One other committee spokesperson beforehand revealed that the previous Commissioner of the New York State Division of Well being, Howard Zucker, testified to the panel that DeRosa exercised a “crucial” position in making ready and finishing up the state’s must-admit order.
Her lawyer, Gregory Morvillo, has beforehand denied her involvement.
“Melissa performed no position within the drafting or implementation of the March 25 steerage,” Morvillo mentioned in a December assertion following Zucker’s testimony.
“What we perceive Dr. Zucker did say is that Melissa, as secretary to the governor, performed a crucial position in COVID response, which is true.”
Greater than 80,000 New Yorkers died of COVID-19 from the start of the pandemic to Might 2023, US Centers for Disease Control and Prevention (CDC) data show.
Home COVID subcommittee chairman Brad Wenstrup (R-Ohio) pledged in a press release that “former New York Governor Andrew Cuomo shall be held to account in entrance of Congress for the lethal pandemic-era nursing house insurance policies issued beneath his watch.”
“This transcribed interview earlier than the Choose Subcommittee on the Coronavirus Pandemic will delve deeper into the March twenty fifth order than any investigation has earlier than and hopefully present the solutions that so many devastated New Yorkers have been desperately in search of since 2020,” Wenstrup mentioned.

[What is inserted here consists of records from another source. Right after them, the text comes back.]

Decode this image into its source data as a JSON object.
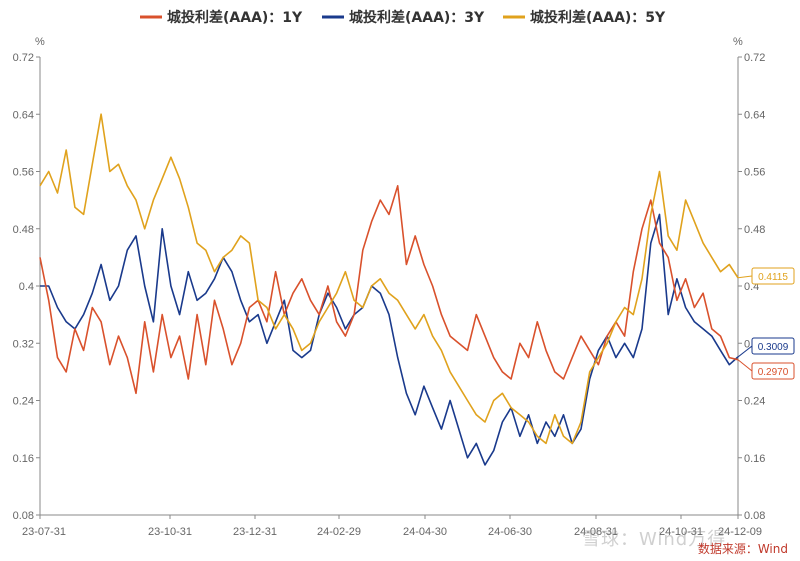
{
  "chart_data": {
    "type": "line",
    "title": "",
    "y_unit_left": "%",
    "y_unit_right": "%",
    "ylim": [
      0.08,
      0.72
    ],
    "y_ticks": [
      "0.08",
      "0.16",
      "0.24",
      "0.32",
      "0.4",
      "0.48",
      "0.56",
      "0.64",
      "0.72"
    ],
    "x_ticks": [
      "23-07-31",
      "23-10-31",
      "23-12-31",
      "24-02-29",
      "24-04-30",
      "24-06-30",
      "24-08-31",
      "24-10-31",
      "24-12-09"
    ],
    "grid": false,
    "legend_position": "top-center",
    "series": [
      {
        "name": "城投利差(AAA)：1Y",
        "color": "#d9512c",
        "end_label": "0.2970",
        "values": [
          0.44,
          0.38,
          0.3,
          0.28,
          0.34,
          0.31,
          0.37,
          0.35,
          0.29,
          0.33,
          0.3,
          0.25,
          0.35,
          0.28,
          0.36,
          0.3,
          0.33,
          0.27,
          0.36,
          0.29,
          0.38,
          0.34,
          0.29,
          0.32,
          0.37,
          0.38,
          0.35,
          0.42,
          0.36,
          0.39,
          0.41,
          0.38,
          0.36,
          0.4,
          0.35,
          0.33,
          0.36,
          0.45,
          0.49,
          0.52,
          0.5,
          0.54,
          0.43,
          0.47,
          0.43,
          0.4,
          0.36,
          0.33,
          0.32,
          0.31,
          0.36,
          0.33,
          0.3,
          0.28,
          0.27,
          0.32,
          0.3,
          0.35,
          0.31,
          0.28,
          0.27,
          0.3,
          0.33,
          0.31,
          0.29,
          0.33,
          0.35,
          0.33,
          0.42,
          0.48,
          0.52,
          0.46,
          0.44,
          0.38,
          0.41,
          0.37,
          0.39,
          0.34,
          0.33,
          0.3,
          0.297
        ]
      },
      {
        "name": "城投利差(AAA)：3Y",
        "color": "#1a3a8c",
        "end_label": "0.3009",
        "values": [
          0.4,
          0.4,
          0.37,
          0.35,
          0.34,
          0.36,
          0.39,
          0.43,
          0.38,
          0.4,
          0.45,
          0.47,
          0.4,
          0.35,
          0.48,
          0.4,
          0.36,
          0.42,
          0.38,
          0.39,
          0.41,
          0.44,
          0.42,
          0.38,
          0.35,
          0.36,
          0.32,
          0.35,
          0.38,
          0.31,
          0.3,
          0.31,
          0.36,
          0.39,
          0.37,
          0.34,
          0.36,
          0.37,
          0.4,
          0.39,
          0.36,
          0.3,
          0.25,
          0.22,
          0.26,
          0.23,
          0.2,
          0.24,
          0.2,
          0.16,
          0.18,
          0.15,
          0.17,
          0.21,
          0.23,
          0.19,
          0.22,
          0.18,
          0.21,
          0.19,
          0.22,
          0.18,
          0.2,
          0.27,
          0.31,
          0.33,
          0.3,
          0.32,
          0.3,
          0.34,
          0.46,
          0.5,
          0.36,
          0.41,
          0.37,
          0.35,
          0.34,
          0.33,
          0.31,
          0.29,
          0.3009
        ]
      },
      {
        "name": "城投利差(AAA)：5Y",
        "color": "#e0a21d",
        "end_label": "0.4115",
        "values": [
          0.54,
          0.56,
          0.53,
          0.59,
          0.51,
          0.5,
          0.57,
          0.64,
          0.56,
          0.57,
          0.54,
          0.52,
          0.48,
          0.52,
          0.55,
          0.58,
          0.55,
          0.51,
          0.46,
          0.45,
          0.42,
          0.44,
          0.45,
          0.47,
          0.46,
          0.38,
          0.37,
          0.34,
          0.36,
          0.34,
          0.31,
          0.32,
          0.35,
          0.37,
          0.39,
          0.42,
          0.38,
          0.37,
          0.4,
          0.41,
          0.39,
          0.38,
          0.36,
          0.34,
          0.36,
          0.33,
          0.31,
          0.28,
          0.26,
          0.24,
          0.22,
          0.21,
          0.24,
          0.25,
          0.23,
          0.22,
          0.21,
          0.19,
          0.18,
          0.22,
          0.19,
          0.18,
          0.21,
          0.28,
          0.3,
          0.32,
          0.35,
          0.37,
          0.36,
          0.41,
          0.5,
          0.56,
          0.47,
          0.45,
          0.52,
          0.49,
          0.46,
          0.44,
          0.42,
          0.43,
          0.4115
        ]
      }
    ]
  },
  "source_text": "数据来源：Wind",
  "watermark_text": "雪球：Wind万得"
}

“The victims’ households deserve accountability — not just for the disastrous ‘must-admit’ insurance policies, however for the cowl up that ensued,” he added.
Wenstrup additionally mentioned the transcribed interview would delve into a $5 million book deal that Cuomo inked throughout the pandemic.
The COVID panel had threatened to subpoena Cuomo final yr for testimony – and later made good on the threat earlier than negotiating a time and place for him to reply lawmakers’ questions.
“It was inappropriate to be anxious a couple of e book deal,” Malliotakis instructed The Publish. “And the opposite factor was the numbers – the numbers that the lawyer common discovered have been low-balled to make him proceed to seem like he was doing an awesome job in New York when the loss of life depend confirmed in any other case.”
Cuomo resigned in August 2021 after a probe by New York State Lawyer Basic Letitia James concluded he had sexually harassed or mistreated 11 ladies throughout his time in workplace.
Since leaving workplace, the previous governor has reportedly been eyeing a political comeback, with insiders telling The Publish recently that he may challenge Eric Adams for New York Metropolis mayor in 2025.